UT Health San Antonio’s Be Well Texas to expand opioid use disorder services to all of the state’s rural counties

Be Well, Texas words in blue and red with Texas state image in background.
Four-year, $2 million federal grant will more than double rural providers

UT Health San Antonio received a four-year, $2 million federal grant to expand its substance use disorder response program, Be Well Texas, to the state’s 178 rural counties with limited or no access to resources and support addressing opioid addiction.

With the Health Resources and Services Administration grant, Be Well Texas will lead and assist a consortium of 28 rural provider organizations in building a responsive behavioral health care delivery system with the capacity to reduce the morbidity and mortality of opioid use disorder, or OUD, among Texas’ rural residents.

It will more than double Be Well Texas’ current provider network of 12 rural providers. The growth, coupled with Be Well Texas’ telehealth capacity, will ensure the availability of opioid use disorder treatment services in all of the state’s rural counties.
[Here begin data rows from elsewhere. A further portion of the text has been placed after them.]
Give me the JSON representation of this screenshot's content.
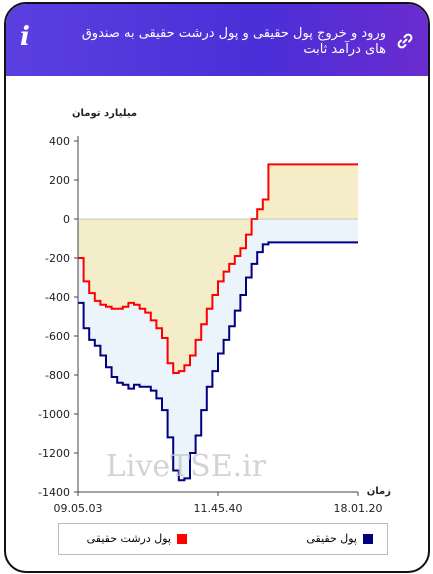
{
  "header": {
    "title": "ورود و خروج پول حقیقی و پول درشت حقیقی به صندوق های درآمد ثابت",
    "info_icon": "info-icon",
    "link_icon": "link-icon"
  },
  "chart_data": {
    "type": "line",
    "ylabel": "میلیارد تومان",
    "xlabel": "زمان",
    "watermark": "LiveTSE.ir",
    "ylim": [
      -1400,
      400
    ],
    "yticks": [
      400,
      200,
      0,
      -200,
      -400,
      -600,
      -800,
      -1000,
      -1200,
      -1400
    ],
    "xticks": [
      "09.05.03",
      "11.45.40",
      "18.01.20"
    ],
    "grid": false,
    "legend_position": "bottom",
    "series": [
      {
        "name": "پول حقیقی",
        "color": "#000080",
        "fill": "#eaf3fb",
        "x": [
          0,
          0.02,
          0.04,
          0.06,
          0.08,
          0.1,
          0.12,
          0.14,
          0.16,
          0.18,
          0.2,
          0.22,
          0.24,
          0.26,
          0.28,
          0.3,
          0.32,
          0.34,
          0.36,
          0.38,
          0.4,
          0.42,
          0.44,
          0.46,
          0.48,
          0.5,
          0.52,
          0.54,
          0.56,
          0.58,
          0.6,
          0.62,
          0.64,
          0.66,
          0.68,
          0.7,
          0.72,
          0.74,
          1
        ],
        "values": [
          -430,
          -560,
          -620,
          -650,
          -700,
          -760,
          -810,
          -840,
          -850,
          -870,
          -850,
          -860,
          -860,
          -880,
          -920,
          -980,
          -1120,
          -1290,
          -1340,
          -1330,
          -1200,
          -1110,
          -980,
          -860,
          -780,
          -690,
          -620,
          -550,
          -470,
          -390,
          -300,
          -230,
          -170,
          -130,
          -120,
          -120,
          -120,
          -120,
          -120
        ]
      },
      {
        "name": "پول درشت حقیقی",
        "color": "#ff0000",
        "fill": "#f5ebbf",
        "x": [
          0,
          0.02,
          0.04,
          0.06,
          0.08,
          0.1,
          0.12,
          0.14,
          0.16,
          0.18,
          0.2,
          0.22,
          0.24,
          0.26,
          0.28,
          0.3,
          0.32,
          0.34,
          0.36,
          0.38,
          0.4,
          0.42,
          0.44,
          0.46,
          0.48,
          0.5,
          0.52,
          0.54,
          0.56,
          0.58,
          0.6,
          0.62,
          0.64,
          0.66,
          0.68,
          0.7,
          0.72,
          0.74,
          1
        ],
        "values": [
          -200,
          -320,
          -380,
          -420,
          -440,
          -450,
          -460,
          -460,
          -450,
          -430,
          -440,
          -460,
          -480,
          -520,
          -560,
          -610,
          -740,
          -790,
          -780,
          -750,
          -700,
          -620,
          -540,
          -460,
          -390,
          -320,
          -270,
          -230,
          -190,
          -150,
          -80,
          0,
          50,
          100,
          280,
          280,
          280,
          280,
          280
        ]
      }
    ]
  }
}
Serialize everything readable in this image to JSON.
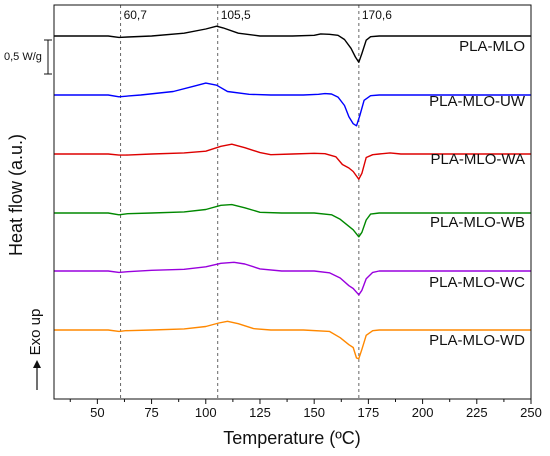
{
  "chart_data": {
    "type": "line",
    "xlabel": "Temperature (ºC)",
    "ylabel": "Heat flow (a.u.)",
    "xlim": [
      30,
      250
    ],
    "xticks": [
      50,
      75,
      100,
      125,
      150,
      175,
      200,
      225,
      250
    ],
    "grid": false,
    "legend": "labels printed beside each curve on the right",
    "scale_bar_label": "0,5 W/g",
    "exo_label": "Exo up",
    "reference_lines": [
      {
        "x": 60.7,
        "label": "60,7"
      },
      {
        "x": 105.5,
        "label": "105,5"
      },
      {
        "x": 170.6,
        "label": "170,6"
      }
    ],
    "series": [
      {
        "name": "PLA-MLO",
        "color": "#000000",
        "x": [
          30,
          55,
          60,
          64,
          75,
          90,
          100,
          105,
          108,
          115,
          125,
          140,
          150,
          153,
          157,
          161,
          164,
          167,
          169,
          170.6,
          172,
          174,
          176,
          180,
          200,
          250
        ],
        "y": [
          0,
          0,
          -0.04,
          -0.03,
          0,
          0.08,
          0.2,
          0.28,
          0.23,
          0.08,
          0,
          0,
          0.02,
          0.06,
          0.05,
          0.02,
          -0.1,
          -0.35,
          -0.6,
          -0.75,
          -0.5,
          -0.12,
          -0.02,
          0,
          0,
          0
        ]
      },
      {
        "name": "PLA-MLO-UW",
        "color": "#0000ff",
        "x": [
          30,
          55,
          60,
          62,
          70,
          85,
          95,
          100,
          105,
          110,
          120,
          130,
          145,
          152,
          155,
          158,
          161,
          164,
          166,
          168,
          169.5,
          171,
          173,
          176,
          180,
          200,
          250
        ],
        "y": [
          0,
          0,
          -0.05,
          -0.04,
          0,
          0.1,
          0.26,
          0.34,
          0.28,
          0.1,
          0.02,
          0,
          0,
          0.02,
          0.04,
          0.03,
          -0.06,
          -0.3,
          -0.62,
          -0.82,
          -0.88,
          -0.6,
          -0.15,
          -0.02,
          0,
          0,
          0
        ]
      },
      {
        "name": "PLA-MLO-WA",
        "color": "#dd0000",
        "x": [
          30,
          55,
          60,
          63,
          75,
          90,
          100,
          107,
          112,
          118,
          125,
          130,
          140,
          150,
          155,
          160,
          163,
          166,
          168,
          170.6,
          172,
          174,
          177,
          180,
          185,
          190,
          250
        ],
        "y": [
          0,
          0,
          -0.03,
          -0.03,
          0,
          0.03,
          0.08,
          0.22,
          0.28,
          0.18,
          0.04,
          -0.02,
          0,
          0.02,
          0.01,
          -0.08,
          -0.3,
          -0.4,
          -0.5,
          -0.72,
          -0.55,
          -0.1,
          -0.02,
          0,
          0.03,
          0,
          0
        ]
      },
      {
        "name": "PLA-MLO-WB",
        "color": "#008800",
        "x": [
          30,
          55,
          60,
          64,
          75,
          90,
          100,
          107,
          112,
          118,
          125,
          135,
          150,
          158,
          162,
          165,
          168,
          170.6,
          172,
          174,
          176,
          180,
          200,
          250
        ],
        "y": [
          0,
          0,
          -0.05,
          -0.02,
          0,
          0.03,
          0.1,
          0.22,
          0.24,
          0.15,
          0.02,
          0,
          0,
          -0.05,
          -0.18,
          -0.33,
          -0.48,
          -0.68,
          -0.55,
          -0.2,
          -0.03,
          0,
          0,
          0
        ]
      },
      {
        "name": "PLA-MLO-WC",
        "color": "#9900dd",
        "x": [
          30,
          55,
          60,
          64,
          75,
          90,
          100,
          107,
          113,
          118,
          125,
          135,
          150,
          157,
          162,
          166,
          168,
          170.6,
          172,
          174,
          177,
          180,
          200,
          250
        ],
        "y": [
          0,
          0,
          -0.04,
          -0.02,
          0.02,
          0.05,
          0.12,
          0.22,
          0.25,
          0.2,
          0.06,
          0,
          0,
          -0.05,
          -0.2,
          -0.42,
          -0.5,
          -0.68,
          -0.55,
          -0.22,
          -0.04,
          0,
          0,
          0
        ]
      },
      {
        "name": "PLA-MLO-WD",
        "color": "#ff8800",
        "x": [
          30,
          55,
          60,
          63,
          75,
          90,
          100,
          106,
          110,
          115,
          122,
          130,
          145,
          157,
          162,
          166,
          168,
          169.5,
          170.6,
          172,
          174,
          177,
          180,
          200,
          250
        ],
        "y": [
          0,
          0,
          -0.04,
          -0.02,
          0,
          0.03,
          0.1,
          0.2,
          0.25,
          0.18,
          0.04,
          0,
          0,
          -0.04,
          -0.22,
          -0.42,
          -0.5,
          -0.8,
          -0.82,
          -0.55,
          -0.15,
          -0.02,
          0,
          0,
          0
        ]
      }
    ]
  }
}
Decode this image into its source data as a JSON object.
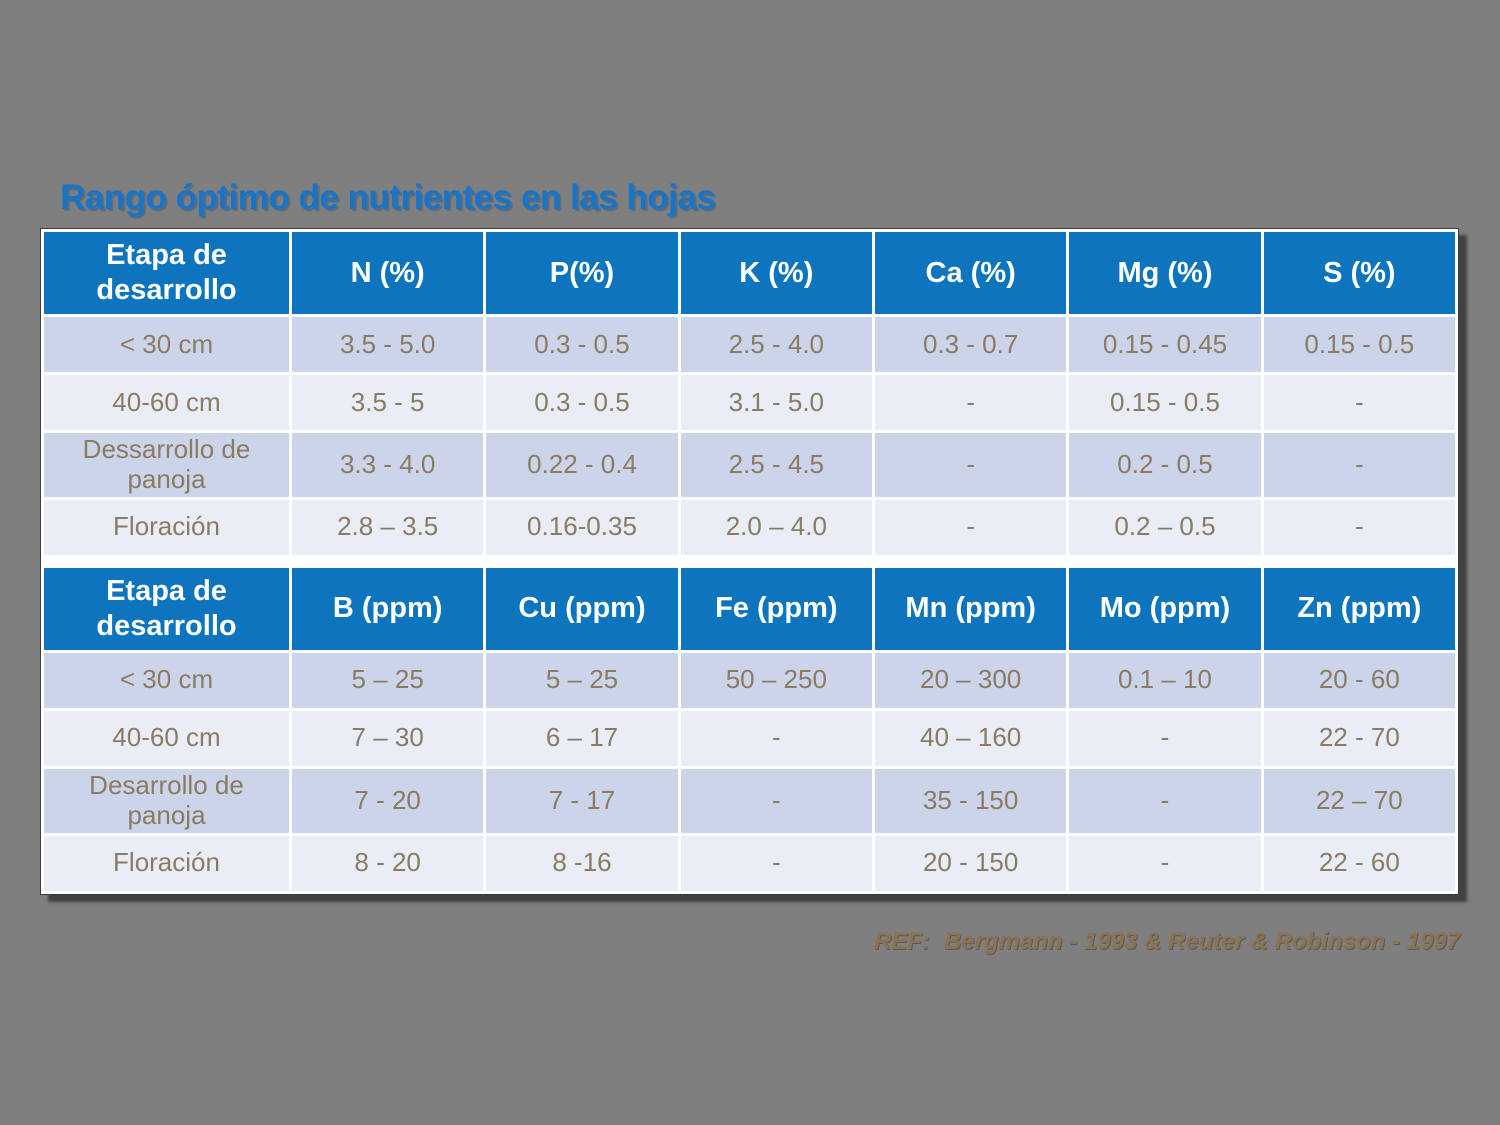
{
  "title": {
    "text": "Rango óptimo de nutrientes en las hojas"
  },
  "tables": [
    {
      "name": "macronutrients-table",
      "columns": [
        "Etapa de desarrollo",
        "N (%)",
        "P(%)",
        "K (%)",
        "Ca (%)",
        "Mg (%)",
        "S (%)"
      ],
      "rows": [
        [
          "< 30 cm",
          "3.5 - 5.0",
          "0.3 - 0.5",
          "2.5 - 4.0",
          "0.3 - 0.7",
          "0.15 - 0.45",
          "0.15 - 0.5"
        ],
        [
          "40-60 cm",
          "3.5 - 5",
          "0.3 - 0.5",
          "3.1 - 5.0",
          "-",
          "0.15 - 0.5",
          "-"
        ],
        [
          "Dessarrollo de panoja",
          "3.3 - 4.0",
          "0.22 - 0.4",
          "2.5 - 4.5",
          "-",
          "0.2 - 0.5",
          "-"
        ],
        [
          "Floración",
          "2.8 – 3.5",
          "0.16-0.35",
          "2.0 – 4.0",
          "-",
          "0.2 – 0.5",
          "-"
        ]
      ]
    },
    {
      "name": "micronutrients-table",
      "columns": [
        "Etapa de desarrollo",
        "B (ppm)",
        "Cu (ppm)",
        "Fe (ppm)",
        "Mn (ppm)",
        "Mo (ppm)",
        "Zn (ppm)"
      ],
      "rows": [
        [
          "< 30 cm",
          "5 – 25",
          "5 – 25",
          "50 – 250",
          "20 – 300",
          "0.1 – 10",
          "20 - 60"
        ],
        [
          "40-60 cm",
          "7 – 30",
          "6 – 17",
          "-",
          "40 – 160",
          "-",
          "22 - 70"
        ],
        [
          "Desarrollo de panoja",
          "7 - 20",
          "7 - 17",
          "-",
          "35 - 150",
          "-",
          "22 – 70"
        ],
        [
          "Floración",
          "8 - 20",
          "8 -16",
          "-",
          "20 - 150",
          "-",
          "22 - 60"
        ]
      ]
    }
  ],
  "reference": {
    "label": "REF:",
    "text": "Bergmann - 1993 & Reuter & Robinson - 1997"
  },
  "colors": {
    "page_background": "#7f7f7f",
    "title_blue": "#1a74c6",
    "header_background": "#0d74be",
    "header_text": "#ffffff",
    "row_band_dark": "#cbd4e8",
    "row_band_light": "#e9edf5",
    "cell_text": "#8b7b64",
    "reference_text": "#8a7355",
    "grid_border": "#ffffff"
  }
}
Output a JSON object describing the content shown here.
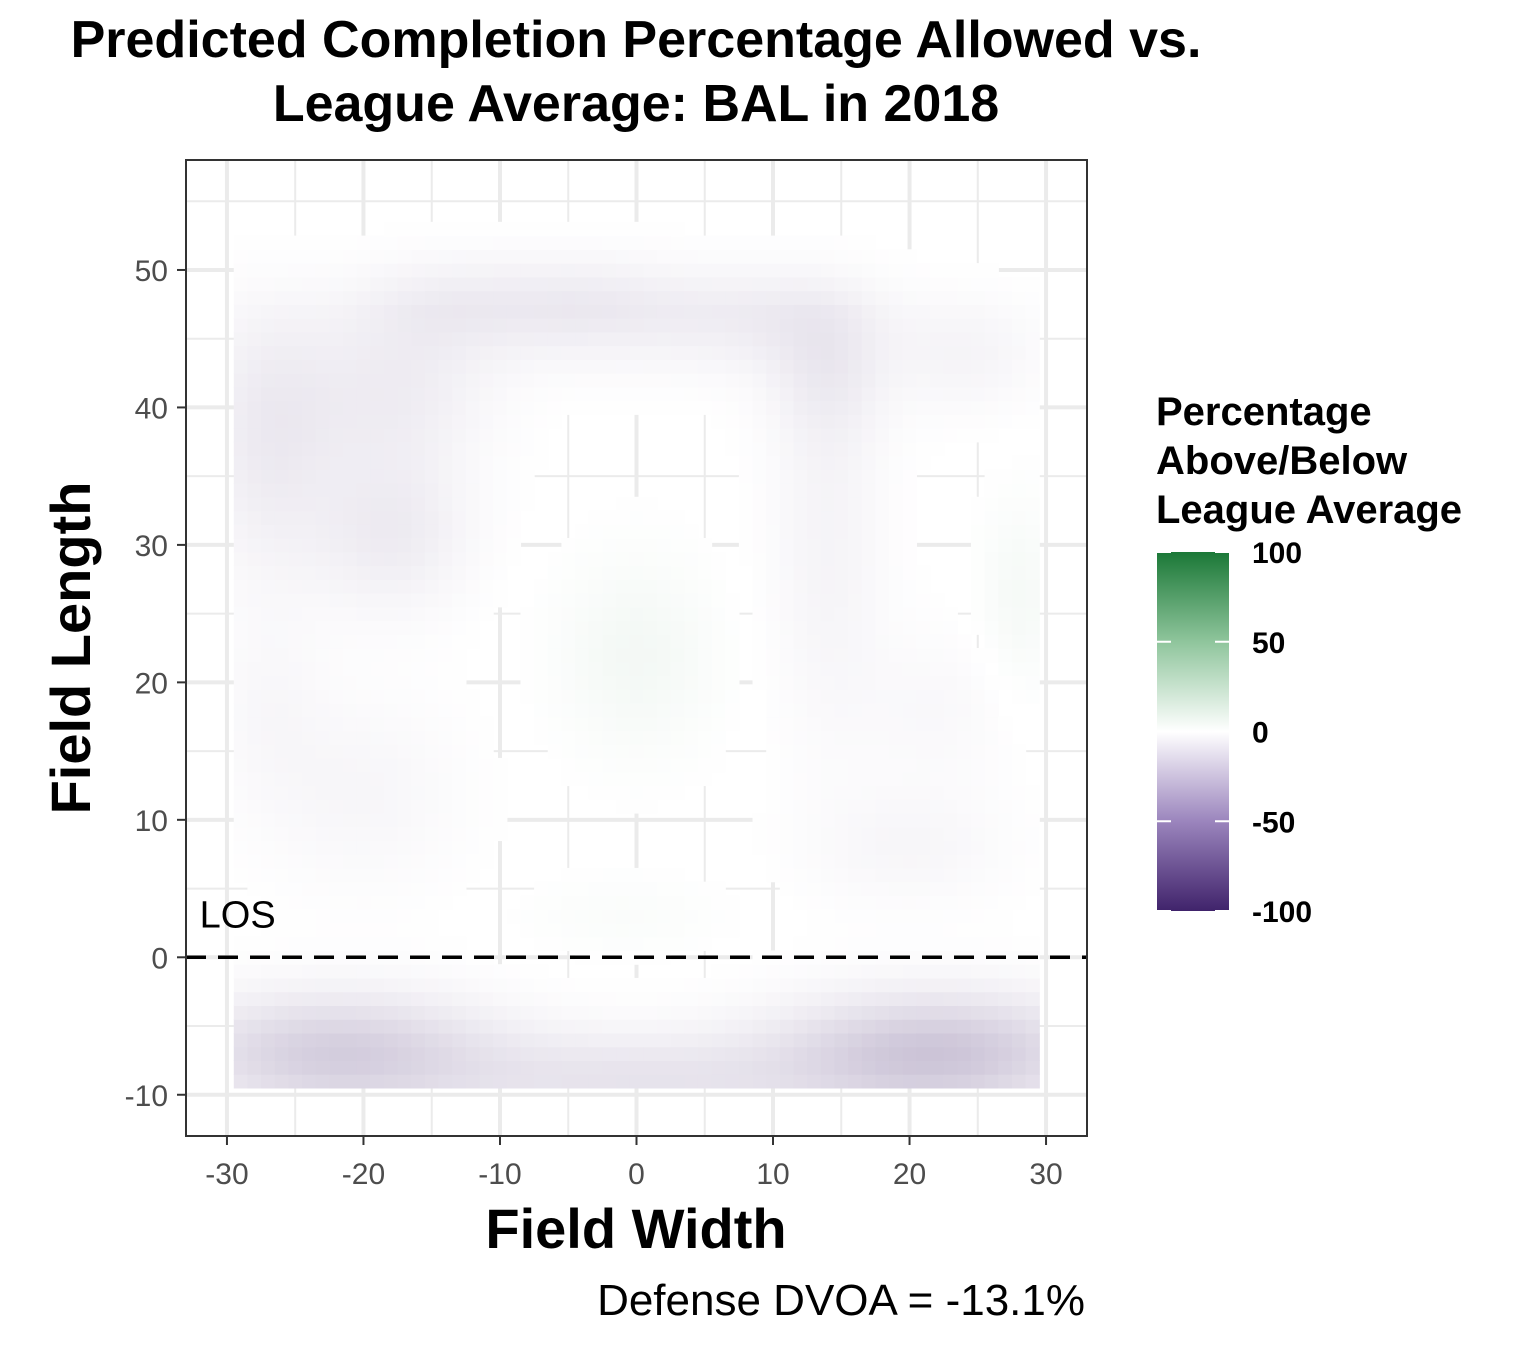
{
  "chart_data": {
    "type": "heatmap",
    "title_lines": [
      "Predicted Completion Percentage Allowed vs.",
      "League Average: BAL in 2018"
    ],
    "xlabel": "Field Width",
    "ylabel": "Field Length",
    "xlim": [
      -33,
      33
    ],
    "ylim": [
      -13,
      58
    ],
    "x_ticks": [
      -30,
      -20,
      -10,
      0,
      10,
      20,
      30
    ],
    "x_tick_labels": [
      "-30",
      "-20",
      "-10",
      "0",
      "10",
      "20",
      "30"
    ],
    "y_ticks": [
      -10,
      0,
      10,
      20,
      30,
      40,
      50
    ],
    "y_tick_labels": [
      "-10",
      "0",
      "10",
      "20",
      "30",
      "40",
      "50"
    ],
    "grid": true,
    "heat_extent": {
      "x": [
        -29.5,
        29.5
      ],
      "y": [
        -9.5,
        55
      ]
    },
    "blobs": [
      {
        "x": -27,
        "y": 38,
        "sx": 3.5,
        "sy": 7,
        "value": -9
      },
      {
        "x": -18,
        "y": 41,
        "sx": 5,
        "sy": 4,
        "value": -8
      },
      {
        "x": -18,
        "y": 31,
        "sx": 4,
        "sy": 4,
        "value": -9
      },
      {
        "x": -14,
        "y": 48,
        "sx": 5,
        "sy": 3,
        "value": -8
      },
      {
        "x": -4,
        "y": 48,
        "sx": 5,
        "sy": 3,
        "value": -9
      },
      {
        "x": 8,
        "y": 47,
        "sx": 6,
        "sy": 3,
        "value": -8
      },
      {
        "x": 14,
        "y": 43,
        "sx": 3,
        "sy": 4,
        "value": -7
      },
      {
        "x": 24,
        "y": 44,
        "sx": 4,
        "sy": 3,
        "value": -5
      },
      {
        "x": 14,
        "y": 30,
        "sx": 3,
        "sy": 10,
        "value": -5
      },
      {
        "x": 22,
        "y": 18,
        "sx": 4,
        "sy": 4,
        "value": -3
      },
      {
        "x": 20,
        "y": 8,
        "sx": 5,
        "sy": 3,
        "value": -4
      },
      {
        "x": -20,
        "y": 12,
        "sx": 5,
        "sy": 5,
        "value": -4
      },
      {
        "x": -27,
        "y": 18,
        "sx": 3,
        "sy": 5,
        "value": -3
      },
      {
        "x": 0,
        "y": 22,
        "sx": 4,
        "sy": 5,
        "value": 5
      },
      {
        "x": -1,
        "y": 3,
        "sx": 5,
        "sy": 2,
        "value": 2
      },
      {
        "x": 28,
        "y": 26,
        "sx": 2,
        "sy": 5,
        "value": 4
      },
      {
        "x": -22,
        "y": -7,
        "sx": 8,
        "sy": 3,
        "value": -22
      },
      {
        "x": 22,
        "y": -7,
        "sx": 8,
        "sy": 3,
        "value": -26
      },
      {
        "x": 0,
        "y": -9,
        "sx": 10,
        "sy": 2.5,
        "value": -12
      }
    ],
    "los": {
      "y": 0,
      "label": "LOS",
      "style": "dashed"
    },
    "legend": {
      "title_lines": [
        "Percentage",
        "Above/Below",
        "League Average"
      ],
      "labels": [
        "100",
        "50",
        "0",
        "-50",
        "-100"
      ],
      "values": [
        100,
        50,
        0,
        -50,
        -100
      ],
      "range": [
        -100,
        100
      ],
      "high_color": "#1b7837",
      "mid_color": "#ffffff",
      "low_color": "#40236b"
    },
    "caption": "Defense DVOA = -13.1%"
  }
}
Briseida “Bee” Courtois, MSW, LCDC

“Deaths from opioid-related overdose are one of the greatest health failures of our time, and partially attributable to unfairly distributed treatment resources,” said Briseida “Bee” Courtois, MSW, LCDC, Be Well Texas provider network program manager and director of this grant project. “These types of need disparities led UT Health San Antonio to launch the Be Well Texas network.”

A rural disparity

That disparity appears to be more pronounced in rural than in urban areas. More opioid prescriptions are dispensed to Texas’ rural residents per capita than to urban residents, which likely has become a source of supply for illegal drug markets and a contributor to increasing overdose rates.

For example, while opioid pills were distributed at a rate of 29.4 per person living in Bexar County each year from 2006 through 2014, the rate was 88.3 in Young County in North Texas, according to a Washington Post analysis of a database maintained by the U.S. Drug Enforcement Administration.

Other rural counties had similarly high rates compared to larger counties: Childress (76.2), Wilbarger (75.2), Brown (68.1), Palo Pinto (66.9).

Bexar County’s number was comparable to other urban areas: Harris (35.6), Dallas (28.6), Travis (26.0), El Paso (16.3).

Opioid death rates in Texas might be higher than thought since the majority of the state’s rural counties do not report opioid-related mortality. This, coupled with the fact that state data systems do not distinguish between urban and rural overdose deaths, makes it difficult to quantify the number of opioid-related deaths in Texas’ rural counties.

The new rural consortium will be a subset of the existing statewide Be Well Texas program, currently serving more than 10,000 adults annually and consisting of 76 contracted Medication-Assisted Treatment (MAT) and/or Office-Based Opioid Treatment (OBOT) providers delivering substance use treatment – for opioid use, alcohol use, stimulant use and other substance use disorders – as well as non-severe mental health treatment and peer recovery supports. Commonly used substances include prescription and synthetic opioids, including fentanyl and heroin.

Aligning with HRSA goals

The consortium’s objective aligns with the goals of HRSA’s Rural Communities Opioid Response Program-Behavioral Health Care Support: to build capacity to deliver low-barrier, digital and/or in-person OUD treatment and recovery support services according to participant needs and preferences.

Key strategies are:

  • OUD treatment, telehealth – Rural residents with the capacity for and interest in digital communications will receive telehealth care from Be Well Texas, including medication management, individual and family counseling, medication-assisted treatment, case management and peer recovery supports. Medication will be delivered through the mail or administered at a local pharmacy, and compliance will be monitored and support services provided according to a pre-determined schedule of digital contacts.
  • OUD treatment, in-person – Rural residents without internet access or those preferring more traditional in-person care will be able to obtain MAT and counseling from 28 rural providers scattered across the state. Since Texas’ rural residents often work outside of their home county, they can also receive services from the network’s 59 additional MAT and OBOT centers in small towns and urban centers.
  • Recovery Support Services – This evidence-based practice includes support and assistance from a person with lived experience of a substance use disorder, as well as wrap-around services. The rural consortium will have access to Be Well Texas’ network of 11 RSS programs (expanding to 18 by the end of 2022), either in-person or digitally, offering a minimum of two recovery support peer specialists or recovery coaches and/or reentry peer specialists per case.